Most Howard Hawks movies seem watchable. IMDB is not a tremendously reliable source for quality, but click on any one of the movies he directed, and you're bound to find something at a 6.0 or above, typically 7.0 or above. So when I went through his list of movies, I also checked to see if I could watch them anywhere. If I could watch it anywhere, I would watch it.
I mention that, because Air Force was available on Dailymotion. Had I been more discerning on what to watch, I probably would have skipped Air Force. Not because it has a poor grade on IMDB - 7.0 - but because of what it is.
Air Force is a propaganda film. There's no two ways around that. Filmed in 1943, and planned shortly after Pearl Harbor, Air Force is pretty explicitly a war propaganda film. One only needs to watch the first and last minutes to figure that out. The beginning is a quote from Abraham Lincoln and the end, well I'll just write it out:
"This story has a conclusion but not an end --- for it's real end will be the victory for which Americans -- on land, on sea, and in the air -- have fought, are fighting now and will continue to fight until peace has won. Grateful acknowledgement is given to the United States Army Air Force, without whose assistance this record could not have been filmed."

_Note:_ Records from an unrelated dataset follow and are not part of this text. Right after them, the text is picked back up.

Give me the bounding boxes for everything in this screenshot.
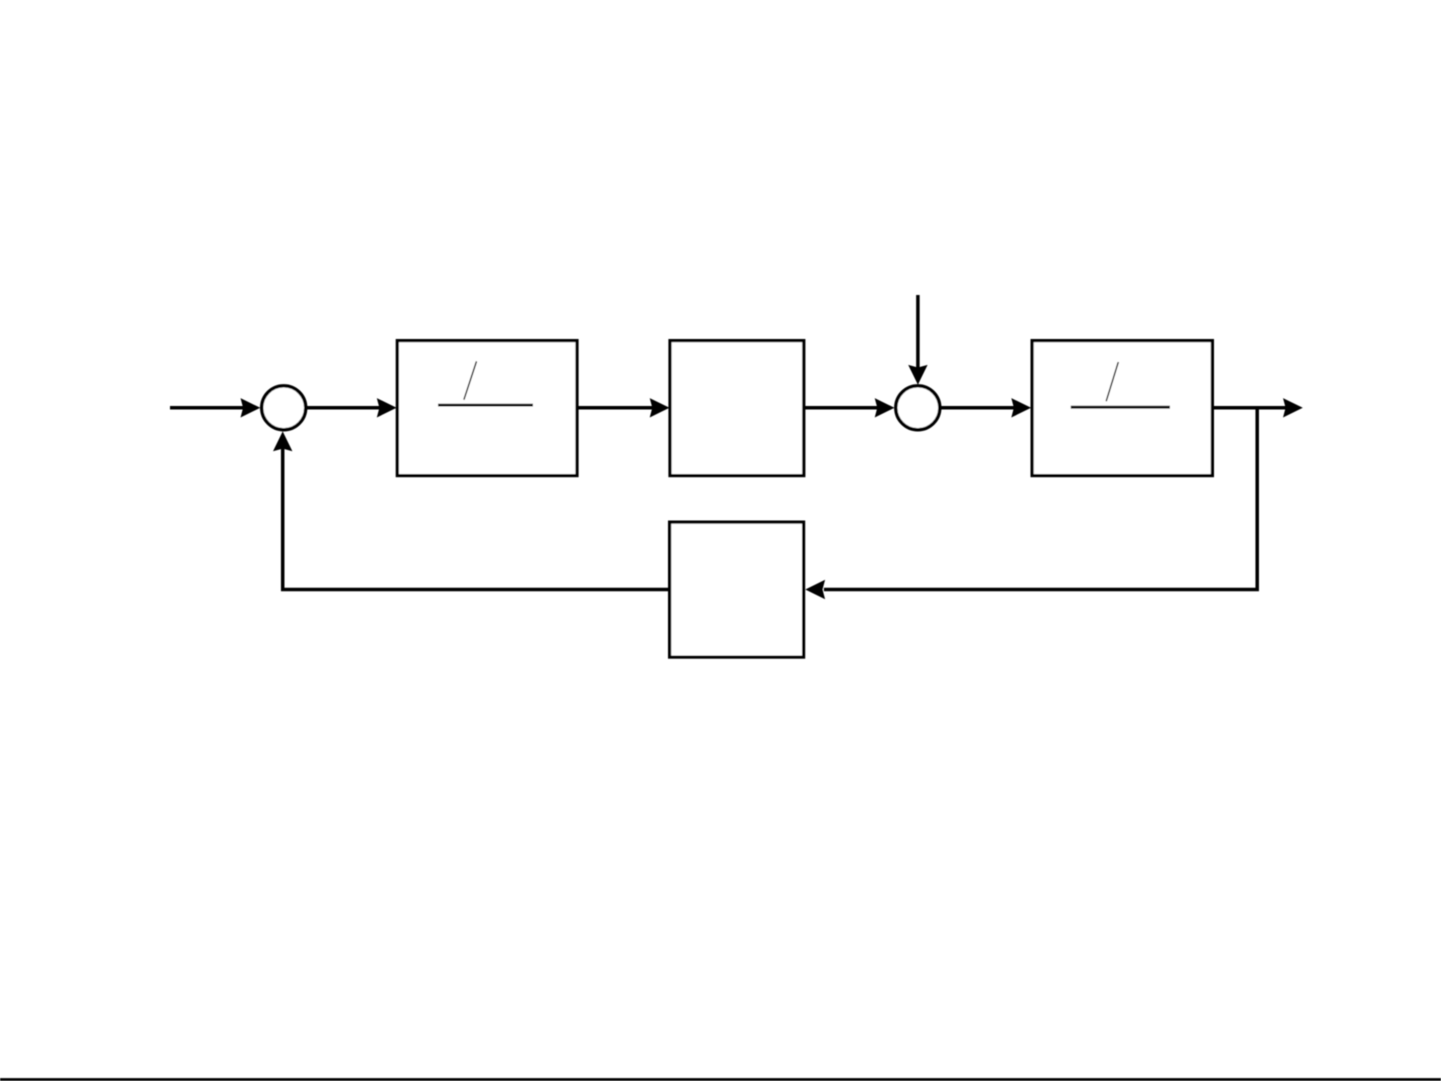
summing junction 2 (circle) bbox=[896, 386, 940, 430]
wire output arrow from block G3 bbox=[1212, 398, 1302, 417]
fraction slash in block G3 bbox=[1106, 362, 1118, 401]
wire input arrow into summing junction 1 bbox=[170, 398, 260, 417]
fraction bar in block G1 bbox=[438, 404, 533, 407]
fraction bar in block G3 bbox=[1071, 406, 1170, 409]
wire summing junction 1 to block G1 bbox=[284, 398, 397, 417]
block G1 (controller, empty transfer-function fraction) bbox=[397, 341, 577, 476]
summing junction 1 (circle) bbox=[262, 386, 306, 430]
wire summing junction 2 to block G3 bbox=[918, 398, 1031, 417]
wire block G1 to block G2 bbox=[577, 398, 670, 417]
bottom page rule bbox=[0, 1078, 1441, 1081]
fraction slash in block G1 bbox=[464, 361, 477, 399]
block H (feedback, empty block) bbox=[670, 522, 804, 657]
wire block G2 to summing junction 2 bbox=[804, 398, 895, 417]
wire feedback branch from output down and left into block H bbox=[805, 408, 1257, 599]
block G3 (plant, empty transfer-function fraction) bbox=[1032, 341, 1212, 476]
block G2 (empty block) bbox=[670, 341, 804, 476]
wire block H output left and up into summing junction 1 bbox=[273, 431, 670, 589]
wire disturbance input (vertical) into summing junction 2 bbox=[908, 295, 927, 385]
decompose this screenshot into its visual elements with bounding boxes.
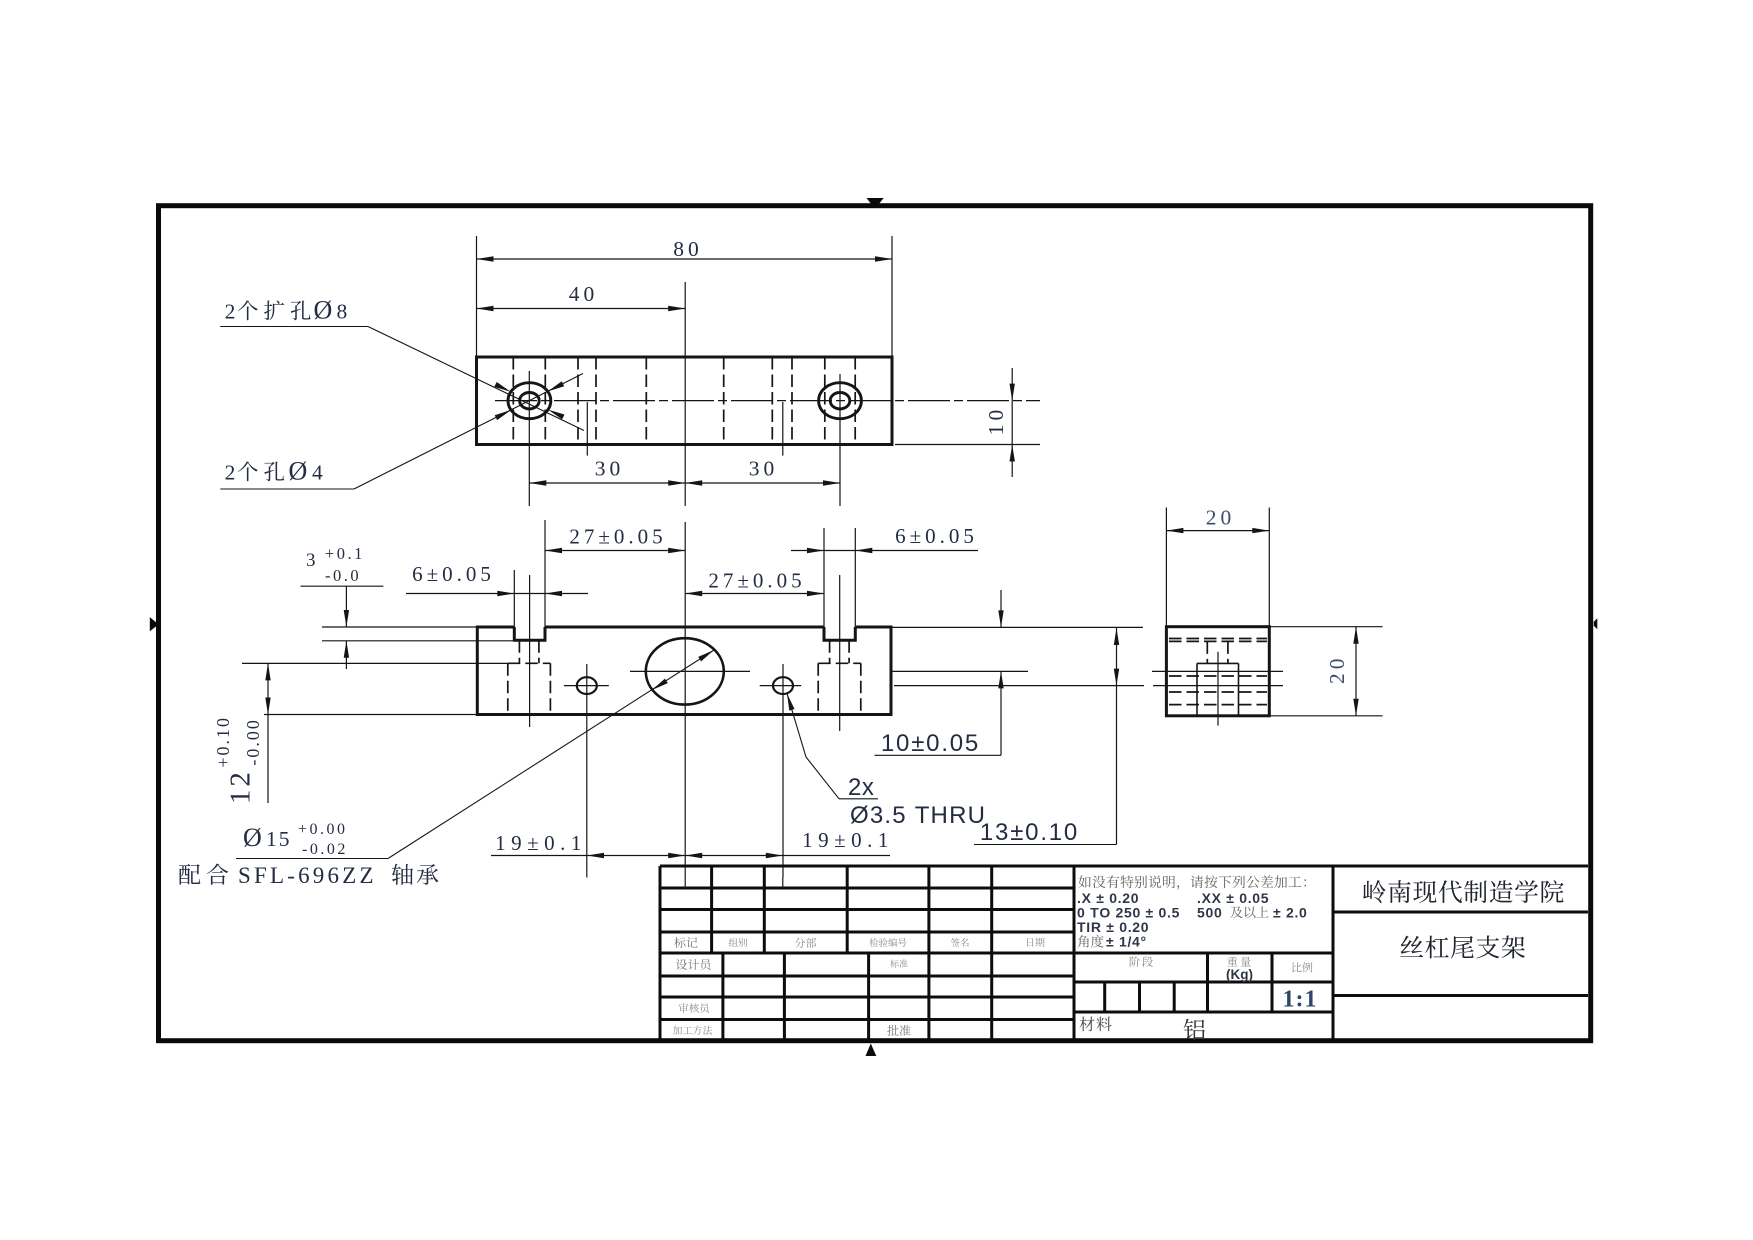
company name 岭南现代制造学院: [1363, 880, 1563, 903]
top view: right hole Ø4: [830, 393, 850, 409]
front view extension: small hole centerline extended right for 13-dim: [894, 685, 1144, 687]
top view: right small hole centerline stub: [782, 402, 784, 456]
grid label 标记: [674, 937, 697, 948]
svg-text:+0.1: +0.1: [325, 544, 365, 563]
side view: small hole bottom hidden edge: [1169, 691, 1267, 693]
centering mark bottom: [866, 1044, 877, 1057]
dimension 27 lower: line and text: [685, 593, 824, 595]
front view: part outline with top slots: [477, 627, 891, 715]
label 2x counterbore Ø8: leader line: [220, 326, 368, 328]
front view: left hole Ø4 hidden edges: [518, 640, 520, 663]
grid label 加工方法: [673, 1026, 712, 1035]
front view extension: counterbore top extended left for 12-dim: [242, 662, 508, 664]
front view: right hole Ø4 hidden edges: [829, 640, 831, 663]
svg-text:± 2.0: ± 2.0: [1273, 905, 1308, 921]
svg-text:± 1/4°: ± 1/4°: [1106, 934, 1147, 950]
label 2x hole Ø4: leader line: [220, 488, 354, 490]
svg-text:10: 10: [984, 406, 1008, 436]
tolerance note line 5: [1078, 935, 1104, 948]
svg-text:80: 80: [673, 237, 703, 261]
dimension 10: dimension line with outside arrows: [1011, 368, 1013, 477]
title block: left edge: [659, 866, 662, 1040]
dimension 12: rotated text: [213, 716, 263, 804]
grid label 签名: [951, 938, 969, 947]
svg-text:12: 12: [225, 769, 257, 804]
svg-text:Ø: Ø: [243, 823, 262, 852]
title block right: row lines: [1074, 952, 1333, 955]
front view: left mounting hole Ø3.5: [577, 677, 597, 694]
front view extension lines above slots: [513, 570, 515, 627]
svg-text:-0.02: -0.02: [302, 841, 348, 858]
svg-text:2x: 2x: [848, 774, 874, 801]
title block: divider grid/tolerance: [1073, 866, 1076, 1040]
grid label 分部: [795, 938, 816, 948]
side view: bore top hidden edge: [1169, 638, 1267, 640]
grid label 日期: [1027, 938, 1045, 947]
dimension 40: dimension line: [477, 308, 686, 310]
dimension 3: underline and arrows: [301, 585, 384, 587]
side view: slot bottom hidden edge: [1169, 640, 1267, 642]
front view: center bore horizontal centerline: [630, 670, 750, 672]
svg-text:6±0.05: 6±0.05: [895, 524, 978, 548]
grid label 设计员: [676, 959, 711, 970]
dimension 30 right: dimension line: [685, 482, 840, 484]
header label 重量(Kg): [1227, 957, 1250, 967]
svg-text:-0.0: -0.0: [325, 566, 361, 585]
svg-text:2: 2: [225, 461, 236, 485]
dimension 10: extension line bottom: [895, 444, 1040, 446]
dimension 13±0.10: line, arrows, text: [1116, 628, 1118, 845]
front view: part center vertical centerline: [684, 522, 686, 878]
svg-text:30: 30: [595, 457, 625, 481]
dimension 10±0.05: line, arrows, text: [1000, 590, 1002, 627]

The fact that this is a war propaganda film is tolerable for two reasons. First, it is a war propaganda film during World War II. Literally any other war in the 20th century would have put this in a context to make it unbearable. The second is that the action scenes are actually pretty decent, and downright spectacular when you take into account it was made in 1943.
There is however the matter that this was made after Pearl Harbor, or at least because of it, and is set around the events of Pearl Harbor. Which means the enemy of the people in this movie are the Japanese, not the Nazis. Which is REALLY unfortunate when they make a pit stop in Hawaii and... Japanese Americans attack them.
Well I suppose you can remove the American part because it's not said they are American, but it fed on a very real fear at the time that Japanese Americans would do such a thing - it never happened. Which happens to move this movie from any typical war propaganda to anti-Japanese propaganda. Look up what happened to Japanese Americans during World War II if you wonder why this is a problem.
It's a small part of the movie, but it kind of stains the whole thing. In fact, the cinematographer of the picture, James Wong Howe, was Chinese and typically wore "I am Chinese" around so people wouldn't think he was Japanese during World War II. Howe was an innovative, influential cinematographer who worked from the 1920s to the end of his life in the 1970s. He was nominated for 10 Academy Awards, winning two of them. He was nominated for his work on Air Force, and for another movie in 1943.
The plot of Air Force was based on a real thing that happened. B-17s left California and while they were en route, Pearl Harbor happened. That's where real life ends though. The rest of the plot is completely fictional.
One clue about this being a propaganda film is that one of the characters is about to go home because his service is almost over. He wants to go home. He's not very patriotic and is just done with the whole "being a soldier thing." By the end, he wants to re-enlist and is as rah-rah as any soldier.
As with most war movies, this features a cast of unknowns. Couldn't tell you if they were unknown at the time, but I've never seen any of their movies. John Garfield was nominated for an Oscar four years prior, so he was at least a little known. And as with most war movies, the acting isn't really the selling point. It can be, but everyone is functional, not exercising difficult acting chops.
For what it is, Air Force is a good film. It's got good action, good special effects, and has kind of a unique take on a war movie. But some of the patriotic stuff can be a bit much. Made in the smack dab middle of World War II with a Hollywood Production Code that would accept nothing less than full-throated patriotism, Air Force is a product of it's time, for better or worse.